Due to the fact that the uranium glass was mass-produced, a large number of objects of yellow and green color remained in the population. In some cases, they are of historical interest, sometimes - antique, collection.

Vases from uranium glass, presented in catalogs of galleries of many countries, are made in different styles, from Biedermeier (nineteenth century) to Art Deco (twentieth).

Collectors are also interested in figurines of animals and birds from uranium glass, bottles and cups, tableware - plates, saucers, saucers, glasses, sets for wine.

Uranium products in the USA

In English-speaking countries, uranium glass in the twentieth century became known as "vaseline" because of the similarity of color with the same-common ointment. Glass, except for the transparent yellow and green, has subspecies - carnival (with colored inserts), glass Depression (all products, regardless of style, released in the US during the Great Depression), custard (opaque pale yellow), jadeite (opaque pale- Green), Burmese (opaque with shades of pale pink to yellow).
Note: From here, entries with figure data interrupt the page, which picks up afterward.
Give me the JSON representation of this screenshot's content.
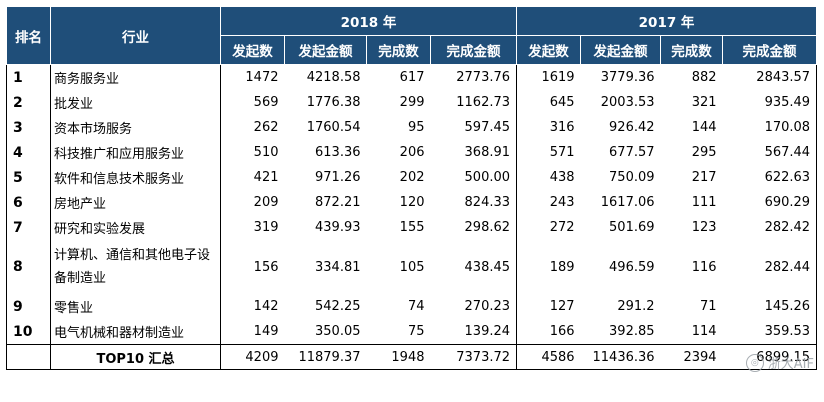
{
  "headers": {
    "rank": "排名",
    "industry": "行业",
    "year_a": "2018 年",
    "year_b": "2017 年",
    "cols": [
      "发起数",
      "发起金额",
      "完成数",
      "完成金额"
    ]
  },
  "rows": [
    {
      "rank": "1",
      "industry": "商务服务业",
      "a": [
        "1472",
        "4218.58",
        "617",
        "2773.76"
      ],
      "b": [
        "1619",
        "3779.36",
        "882",
        "2843.57"
      ]
    },
    {
      "rank": "2",
      "industry": "批发业",
      "a": [
        "569",
        "1776.38",
        "299",
        "1162.73"
      ],
      "b": [
        "645",
        "2003.53",
        "321",
        "935.49"
      ]
    },
    {
      "rank": "3",
      "industry": "资本市场服务",
      "a": [
        "262",
        "1760.54",
        "95",
        "597.45"
      ],
      "b": [
        "316",
        "926.42",
        "144",
        "170.08"
      ]
    },
    {
      "rank": "4",
      "industry": "科技推广和应用服务业",
      "a": [
        "510",
        "613.36",
        "206",
        "368.91"
      ],
      "b": [
        "571",
        "677.57",
        "295",
        "567.44"
      ]
    },
    {
      "rank": "5",
      "industry": "软件和信息技术服务业",
      "a": [
        "421",
        "971.26",
        "202",
        "500.00"
      ],
      "b": [
        "438",
        "750.09",
        "217",
        "622.63"
      ]
    },
    {
      "rank": "6",
      "industry": "房地产业",
      "a": [
        "209",
        "872.21",
        "120",
        "824.33"
      ],
      "b": [
        "243",
        "1617.06",
        "111",
        "690.29"
      ]
    },
    {
      "rank": "7",
      "industry": "研究和实验发展",
      "a": [
        "319",
        "439.93",
        "155",
        "298.62"
      ],
      "b": [
        "272",
        "501.69",
        "123",
        "282.42"
      ]
    },
    {
      "rank": "8",
      "industry": "计算机、通信和其他电子设备制造业",
      "a": [
        "156",
        "334.81",
        "105",
        "438.45"
      ],
      "b": [
        "189",
        "496.59",
        "116",
        "282.44"
      ]
    },
    {
      "rank": "9",
      "industry": "零售业",
      "a": [
        "142",
        "542.25",
        "74",
        "270.23"
      ],
      "b": [
        "127",
        "291.2",
        "71",
        "145.26"
      ]
    },
    {
      "rank": "10",
      "industry": "电气机械和器材制造业",
      "a": [
        "149",
        "350.05",
        "75",
        "139.24"
      ],
      "b": [
        "166",
        "392.85",
        "114",
        "359.53"
      ]
    }
  ],
  "total": {
    "label": "TOP10 汇总",
    "a": [
      "4209",
      "11879.37",
      "1948",
      "7373.72"
    ],
    "b": [
      "4586",
      "11436.36",
      "2394",
      "6899.15"
    ]
  },
  "watermark": "浙大AIF",
  "colors": {
    "header_bg": "#1f4e79",
    "header_text": "#ffffff"
  }
}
Where else were additives from uranium ore used?

Na 2 U 2 O 7 - sodium uranate - was used by painters as a yellow pigment. For the painting of porcelain and ceramics (glaze, enamels) in black, brown, green and yellow colors, uranium oxides of different degree of oxidation were used. Uronalilnitrate was used in the early twentieth century in photography - to enhance the negatives and for toning, staining the positives in brown.